看着他跌跌撞撞逃出千帆城,看着他蹲在城外的破庙里,抱着仅剩的半块干粮,啃得眼泪直流。
穷奇本以为,这书生经此一劫。
要么是灰溜溜地回乡,对着父老乡亲低头认错。
要么是就此沉沦,沦为街边的乞丐,靠着别人的施舍度日。
可陈文的选择,却大大出乎了穷奇的意料,也没让它失望。
陈文在破庙里躲了一夜,第二天一早,竟没有朝着家乡的方向走,反而转头去了邻县。
他身上的盘缠早已输得精光,全身上下,就只有怀里揣着的一支毛笔,还有兜里仅剩的几个铜板。
他攥着那几个铜板,在邻县的集市上转了大半日。
最后咬咬牙,买了一刀最便宜的黄纸,又买了一小锭墨,找了个无人的破凉亭,蹲在里面,开始写写画画。

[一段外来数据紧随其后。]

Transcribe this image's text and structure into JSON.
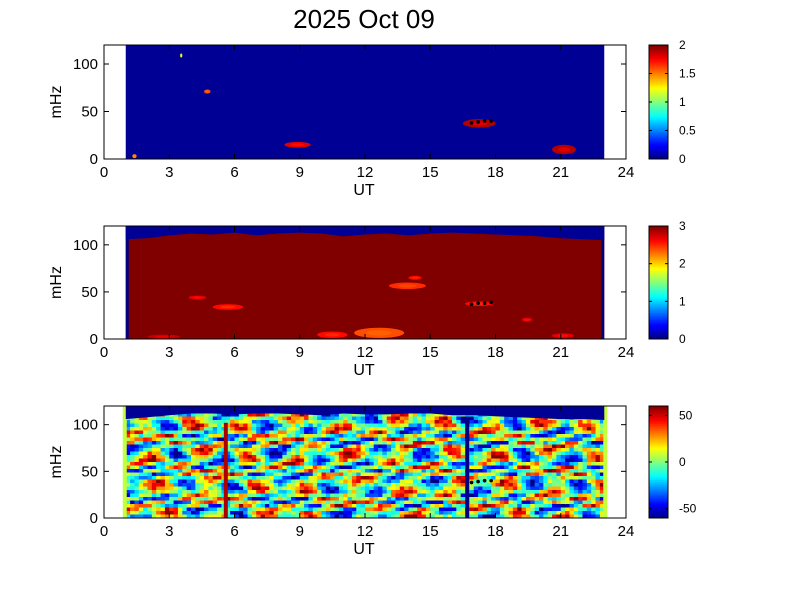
{
  "title": "2025 Oct 09",
  "colors": {
    "cmap": "jet",
    "background": "#ffffff",
    "axis": "#000000"
  },
  "chart_data": [
    {
      "type": "heatmap",
      "xlabel": "UT",
      "ylabel": "mHz",
      "xlim": [
        0,
        24
      ],
      "ylim": [
        0,
        120
      ],
      "xticks": [
        "0",
        "3",
        "6",
        "9",
        "12",
        "15",
        "18",
        "21",
        "24"
      ],
      "yticks": [
        "0",
        "50",
        "100"
      ],
      "data_extent_ut": [
        1,
        23
      ],
      "clim": [
        0,
        2
      ],
      "colorbar_ticks": [
        "0",
        "0.5",
        "1",
        "1.5",
        "2"
      ],
      "base_value": 0.04,
      "features": [
        {
          "ut": [
            8.3,
            9.5
          ],
          "mhz": [
            12,
            18
          ],
          "value": 1.8
        },
        {
          "ut": [
            4.6,
            4.9
          ],
          "mhz": [
            70,
            72
          ],
          "value": 1.6
        },
        {
          "ut": [
            16.5,
            18.0
          ],
          "mhz": [
            33,
            42
          ],
          "value": 1.9
        },
        {
          "ut": [
            20.6,
            21.7
          ],
          "mhz": [
            5,
            15
          ],
          "value": 1.9
        },
        {
          "ut": [
            1.3,
            1.5
          ],
          "mhz": [
            1,
            5
          ],
          "value": 1.5
        },
        {
          "ut": [
            3.5,
            3.6
          ],
          "mhz": [
            108,
            110
          ],
          "value": 1.2
        }
      ],
      "marker_points": [
        [
          16.9,
          38
        ],
        [
          17.2,
          39
        ],
        [
          17.5,
          40
        ],
        [
          17.8,
          40
        ]
      ]
    },
    {
      "type": "heatmap",
      "xlabel": "UT",
      "ylabel": "mHz",
      "xlim": [
        0,
        24
      ],
      "ylim": [
        0,
        120
      ],
      "xticks": [
        "0",
        "3",
        "6",
        "9",
        "12",
        "15",
        "18",
        "21",
        "24"
      ],
      "yticks": [
        "0",
        "50",
        "100"
      ],
      "data_extent_ut": [
        1,
        23
      ],
      "clim": [
        0,
        3
      ],
      "colorbar_ticks": [
        "0",
        "1",
        "2",
        "3"
      ],
      "base_value": 3,
      "top_edge_mhz": [
        106,
        107,
        110,
        112,
        111,
        113,
        110,
        112,
        113,
        112,
        109,
        111,
        112,
        110,
        112,
        113,
        112,
        111,
        110,
        109,
        107,
        106,
        105
      ],
      "features": [
        {
          "ut": [
            11.5,
            13.8
          ],
          "mhz": [
            1,
            12
          ],
          "value": 2.4
        },
        {
          "ut": [
            9.8,
            11.2
          ],
          "mhz": [
            1,
            8
          ],
          "value": 2.6
        },
        {
          "ut": [
            5.0,
            6.4
          ],
          "mhz": [
            31,
            37
          ],
          "value": 2.6
        },
        {
          "ut": [
            3.9,
            4.7
          ],
          "mhz": [
            42,
            46
          ],
          "value": 2.7
        },
        {
          "ut": [
            13.1,
            14.8
          ],
          "mhz": [
            53,
            60
          ],
          "value": 2.5
        },
        {
          "ut": [
            14.0,
            14.6
          ],
          "mhz": [
            63,
            67
          ],
          "value": 2.6
        },
        {
          "ut": [
            16.6,
            17.9
          ],
          "mhz": [
            35,
            40
          ],
          "value": 2.6
        },
        {
          "ut": [
            19.2,
            19.7
          ],
          "mhz": [
            19,
            22
          ],
          "value": 2.7
        },
        {
          "ut": [
            20.6,
            21.6
          ],
          "mhz": [
            1,
            6
          ],
          "value": 2.7
        },
        {
          "ut": [
            2.0,
            3.5
          ],
          "mhz": [
            1,
            4
          ],
          "value": 2.8
        }
      ],
      "marker_points": [
        [
          16.9,
          37
        ],
        [
          17.2,
          38
        ],
        [
          17.5,
          38
        ],
        [
          17.8,
          39
        ]
      ]
    },
    {
      "type": "heatmap",
      "xlabel": "UT",
      "ylabel": "mHz",
      "xlim": [
        0,
        24
      ],
      "ylim": [
        0,
        120
      ],
      "xticks": [
        "0",
        "3",
        "6",
        "9",
        "12",
        "15",
        "18",
        "21",
        "24"
      ],
      "yticks": [
        "0",
        "50",
        "100"
      ],
      "data_extent_ut": [
        1,
        23
      ],
      "clim": [
        -60,
        60
      ],
      "colorbar_ticks": [
        "-50",
        "0",
        "50"
      ],
      "noise_amplitude": 55,
      "top_edge_mhz": [
        106,
        108,
        110,
        112,
        112,
        111,
        112,
        112,
        111,
        110,
        112,
        111,
        111,
        112,
        112,
        110,
        110,
        109,
        108,
        107,
        106,
        106,
        105
      ],
      "vertical_lines": [
        {
          "ut": 5.6,
          "mhz": [
            0,
            102
          ],
          "value": 55
        },
        {
          "ut": 16.7,
          "mhz": [
            0,
            102
          ],
          "value": -60
        }
      ],
      "marker_points": [
        [
          16.9,
          38
        ],
        [
          17.2,
          39
        ],
        [
          17.5,
          40
        ],
        [
          17.8,
          40
        ]
      ]
    }
  ]
}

穷奇蹲在凉亭外的老槐树下,眯着琥珀色的眼睛,看得清楚。
陈文写的,是地契。
他的父亲本是乡里的小地主,家里有几亩薄田,几间瓦房。
他从小耳濡目染,见过不少地契的样式,更跟着父亲练过多年的毛笔字,临摹过不少官府的文书笔迹。
此刻,他握着笔的手微微颤抖,却依旧一笔一划,写得极为认真。
他先是模仿着官府的口吻,写下地契的格式,又凭着记忆,仿照邻县一个乡绅的笔迹,签下了名字。

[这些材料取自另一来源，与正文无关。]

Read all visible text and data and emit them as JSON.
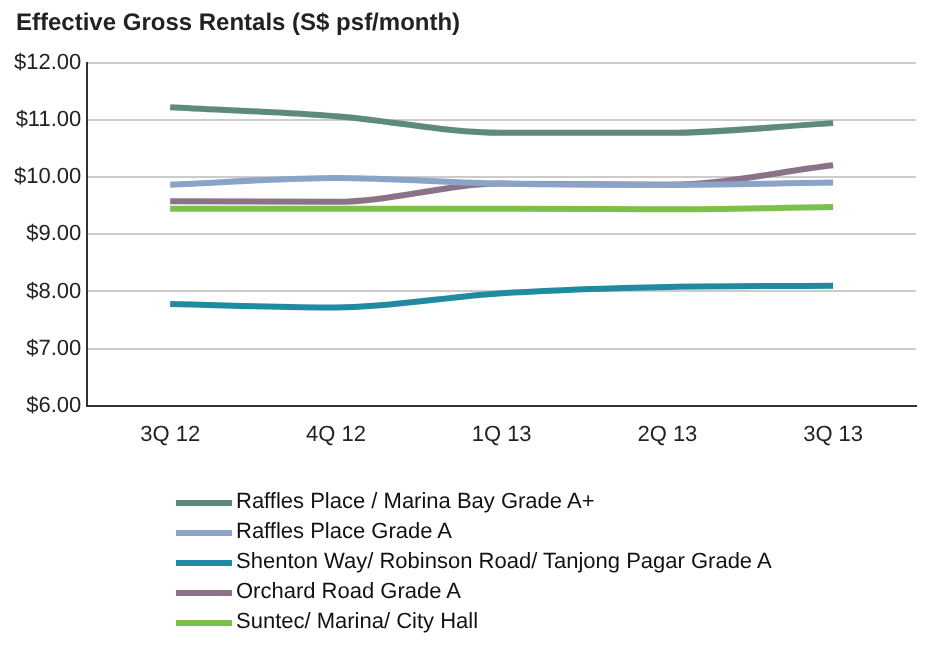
{
  "chart_data": {
    "type": "line",
    "title": "Effective Gross Rentals (S$ psf/month)",
    "categories": [
      "3Q 12",
      "4Q 12",
      "1Q 13",
      "2Q 13",
      "3Q 13"
    ],
    "series": [
      {
        "name": "Raffles Place / Marina Bay Grade A+",
        "color": "#5e8a78",
        "values": [
          11.23,
          11.07,
          10.78,
          10.78,
          10.95
        ]
      },
      {
        "name": "Raffles Place Grade A",
        "color": "#8ba3c7",
        "values": [
          9.87,
          9.99,
          9.89,
          9.87,
          9.91
        ]
      },
      {
        "name": "Shenton Way/ Robinson Road/ Tanjong Pagar Grade A",
        "color": "#1f8aa0",
        "values": [
          7.78,
          7.72,
          7.97,
          8.08,
          8.1
        ]
      },
      {
        "name": "Orchard Road Grade A",
        "color": "#8a7288",
        "values": [
          9.58,
          9.57,
          9.89,
          9.87,
          10.21
        ]
      },
      {
        "name": "Suntec/ Marina/ City Hall",
        "color": "#7cc04a",
        "values": [
          9.45,
          9.45,
          9.45,
          9.44,
          9.48
        ]
      }
    ],
    "ylim": [
      6,
      12
    ],
    "yticks": [
      {
        "value": 6,
        "label": "$6.00"
      },
      {
        "value": 7,
        "label": "$7.00"
      },
      {
        "value": 8,
        "label": "$8.00"
      },
      {
        "value": 9,
        "label": "$9.00"
      },
      {
        "value": 10,
        "label": "$10.00"
      },
      {
        "value": 11,
        "label": "$11.00"
      },
      {
        "value": 12,
        "label": "$12.00"
      }
    ],
    "grid": "y",
    "legend": "bottom",
    "marker": "none",
    "line_style": "solid"
  }
}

最后还煞有介事地画了押,甚至用烧焦的木炭,在纸尾印了个模糊的印章印记。
日头渐渐升高,阳光透过槐树叶的缝隙,洒在陈文的脸上。
他额头上布满了汗珠,眼神却越来越亮,越来越坚定。
那里面,再也看不到半分之前的怯懦与绝望,只剩下一种近乎疯狂的执拗。
凉亭里的风,吹得黄纸哗哗作响。
穷奇能清晰地感觉到,陈文身上那股淡淡的文气,正在一点点消散。
那是圣贤书熏陶出来的清正之气,是读书人的风骨与良知。
此刻,却在欲望的驱使下,一点点被蚕食,被扭曲。
三天时间,陈文窝在破凉亭里,反复打磨那份地契。
他撕掉了一张又一张写坏的纸,直到最后,那份伪造的地契,看起来竟与真的别无二致。
连字迹的褶皱、纸张的泛黄,都做得恰到好处。